Every character also starts combat with a specific element already attached to them, making them strong or weak against specific elemental attacks. This results in a lot more strategy to the combat, as it can sometimes be impossible to damage an enemy at all without Pairing attacks (both party members attack—and take hits—together) or changing your element. As Sopia skills are unlocked, characters can equip Sopia to change their starting element. This can be a life saver if you are traveling through an area filled with Blaze (fire) monsters and you start every fight with the Gale (wind) element.
The story certainly has a similar tone to the rest of the series. There’s a very fatalistic feeling to every Chaos Rings game. The world is at an end and your characters must kill innocent people to prevent a more tragic event. However, Chaos Rings II provides you with some incredible characters to lead you through this story. I will definitely play the game more than once to make different choices to see how the story plays out.

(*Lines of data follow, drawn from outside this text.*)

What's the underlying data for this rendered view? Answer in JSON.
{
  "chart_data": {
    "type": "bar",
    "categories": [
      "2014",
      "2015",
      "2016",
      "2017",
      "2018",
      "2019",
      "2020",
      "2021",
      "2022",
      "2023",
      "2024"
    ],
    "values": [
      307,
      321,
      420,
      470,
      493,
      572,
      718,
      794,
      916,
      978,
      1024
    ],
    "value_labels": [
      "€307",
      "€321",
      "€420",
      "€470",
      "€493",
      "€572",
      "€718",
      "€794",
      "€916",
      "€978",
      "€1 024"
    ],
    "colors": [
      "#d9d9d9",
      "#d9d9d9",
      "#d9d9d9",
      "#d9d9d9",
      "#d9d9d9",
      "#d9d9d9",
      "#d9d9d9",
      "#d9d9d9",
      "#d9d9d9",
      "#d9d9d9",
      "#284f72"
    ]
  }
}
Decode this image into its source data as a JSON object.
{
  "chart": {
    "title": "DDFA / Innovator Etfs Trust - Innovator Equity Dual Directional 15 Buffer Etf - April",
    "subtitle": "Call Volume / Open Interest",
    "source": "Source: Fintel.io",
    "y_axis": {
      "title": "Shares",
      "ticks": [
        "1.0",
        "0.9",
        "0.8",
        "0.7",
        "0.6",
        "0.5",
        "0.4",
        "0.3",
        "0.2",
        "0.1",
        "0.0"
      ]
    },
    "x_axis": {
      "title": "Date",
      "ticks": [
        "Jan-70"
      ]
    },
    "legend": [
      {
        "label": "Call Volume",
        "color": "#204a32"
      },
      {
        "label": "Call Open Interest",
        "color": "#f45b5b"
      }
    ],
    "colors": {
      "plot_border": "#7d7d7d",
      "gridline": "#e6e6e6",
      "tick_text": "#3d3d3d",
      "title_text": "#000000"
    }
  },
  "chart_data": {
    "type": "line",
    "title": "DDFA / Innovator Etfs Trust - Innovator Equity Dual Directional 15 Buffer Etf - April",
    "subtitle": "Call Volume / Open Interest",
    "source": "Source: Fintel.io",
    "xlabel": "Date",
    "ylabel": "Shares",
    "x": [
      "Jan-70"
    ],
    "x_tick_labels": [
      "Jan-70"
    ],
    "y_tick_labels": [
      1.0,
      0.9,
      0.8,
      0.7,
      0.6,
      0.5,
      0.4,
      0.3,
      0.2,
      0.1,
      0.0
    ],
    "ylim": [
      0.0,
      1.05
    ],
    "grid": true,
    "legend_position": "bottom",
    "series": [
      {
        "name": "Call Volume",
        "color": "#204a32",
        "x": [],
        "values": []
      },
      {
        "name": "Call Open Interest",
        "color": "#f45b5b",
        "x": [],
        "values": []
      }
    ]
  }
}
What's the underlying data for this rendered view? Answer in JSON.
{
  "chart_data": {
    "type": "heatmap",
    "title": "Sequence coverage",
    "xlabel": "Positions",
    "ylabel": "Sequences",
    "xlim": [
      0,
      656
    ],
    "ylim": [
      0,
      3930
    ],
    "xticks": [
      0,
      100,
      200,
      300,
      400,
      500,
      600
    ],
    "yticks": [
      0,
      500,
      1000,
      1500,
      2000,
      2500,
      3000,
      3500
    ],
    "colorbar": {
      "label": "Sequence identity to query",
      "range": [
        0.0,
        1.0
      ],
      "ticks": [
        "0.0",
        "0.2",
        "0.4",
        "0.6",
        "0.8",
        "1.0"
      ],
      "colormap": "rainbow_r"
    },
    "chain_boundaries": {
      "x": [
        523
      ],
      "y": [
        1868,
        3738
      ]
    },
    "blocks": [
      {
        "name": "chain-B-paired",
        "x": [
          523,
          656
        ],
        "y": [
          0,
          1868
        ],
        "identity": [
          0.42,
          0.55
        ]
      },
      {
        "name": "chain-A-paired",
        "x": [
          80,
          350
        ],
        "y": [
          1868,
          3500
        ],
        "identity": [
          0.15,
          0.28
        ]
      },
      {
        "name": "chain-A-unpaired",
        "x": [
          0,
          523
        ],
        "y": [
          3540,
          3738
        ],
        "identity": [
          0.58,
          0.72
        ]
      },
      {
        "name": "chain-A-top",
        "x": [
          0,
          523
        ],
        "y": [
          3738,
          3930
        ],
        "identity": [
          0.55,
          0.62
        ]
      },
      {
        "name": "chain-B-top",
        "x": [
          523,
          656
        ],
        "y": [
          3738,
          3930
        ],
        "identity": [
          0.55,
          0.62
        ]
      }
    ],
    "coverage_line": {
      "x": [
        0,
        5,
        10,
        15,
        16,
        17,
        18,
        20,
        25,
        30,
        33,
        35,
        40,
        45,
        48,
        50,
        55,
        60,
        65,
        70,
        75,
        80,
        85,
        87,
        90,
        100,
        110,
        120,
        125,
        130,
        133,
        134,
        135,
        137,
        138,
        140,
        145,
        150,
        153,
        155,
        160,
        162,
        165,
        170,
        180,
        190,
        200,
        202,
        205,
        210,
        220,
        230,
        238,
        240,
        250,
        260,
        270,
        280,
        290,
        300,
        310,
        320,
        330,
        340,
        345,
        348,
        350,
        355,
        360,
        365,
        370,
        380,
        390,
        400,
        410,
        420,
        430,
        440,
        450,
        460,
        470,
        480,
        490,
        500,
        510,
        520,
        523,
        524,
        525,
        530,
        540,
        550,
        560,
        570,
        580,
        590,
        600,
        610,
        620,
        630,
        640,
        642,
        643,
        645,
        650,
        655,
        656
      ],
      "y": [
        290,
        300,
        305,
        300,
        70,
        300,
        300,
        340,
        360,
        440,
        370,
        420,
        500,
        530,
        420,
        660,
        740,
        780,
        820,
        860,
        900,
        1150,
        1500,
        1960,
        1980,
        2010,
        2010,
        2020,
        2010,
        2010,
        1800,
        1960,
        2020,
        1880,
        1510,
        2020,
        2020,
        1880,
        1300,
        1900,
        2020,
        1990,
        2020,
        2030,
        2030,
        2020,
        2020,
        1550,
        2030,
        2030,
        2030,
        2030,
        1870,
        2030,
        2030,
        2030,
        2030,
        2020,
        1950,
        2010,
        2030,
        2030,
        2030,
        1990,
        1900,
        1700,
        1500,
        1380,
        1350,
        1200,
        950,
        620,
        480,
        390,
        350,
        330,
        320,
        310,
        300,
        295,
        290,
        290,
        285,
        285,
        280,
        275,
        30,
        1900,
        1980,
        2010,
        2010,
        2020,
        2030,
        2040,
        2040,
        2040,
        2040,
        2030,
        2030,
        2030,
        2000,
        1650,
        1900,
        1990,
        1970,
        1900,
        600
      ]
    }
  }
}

Another significant change to the game is the way you are no longer tied to a single party throughout the game. While Omega did have you switching between two supporting characters throughout the story, it was scripted and your primary hero always remained in the party. In Chaos Rings II, you can often leave different characters behind to go grind some monsters with whichever characters you choose (so long as they’re still alive, of course). While I haven’t finished the game yet, I am greatly impressed by the improvements and consider it to be a console quality combat system and storyline. I look forward to seeing the series continue for many years, as I think it’s a solid hit for Square-Enix and Media.Vision.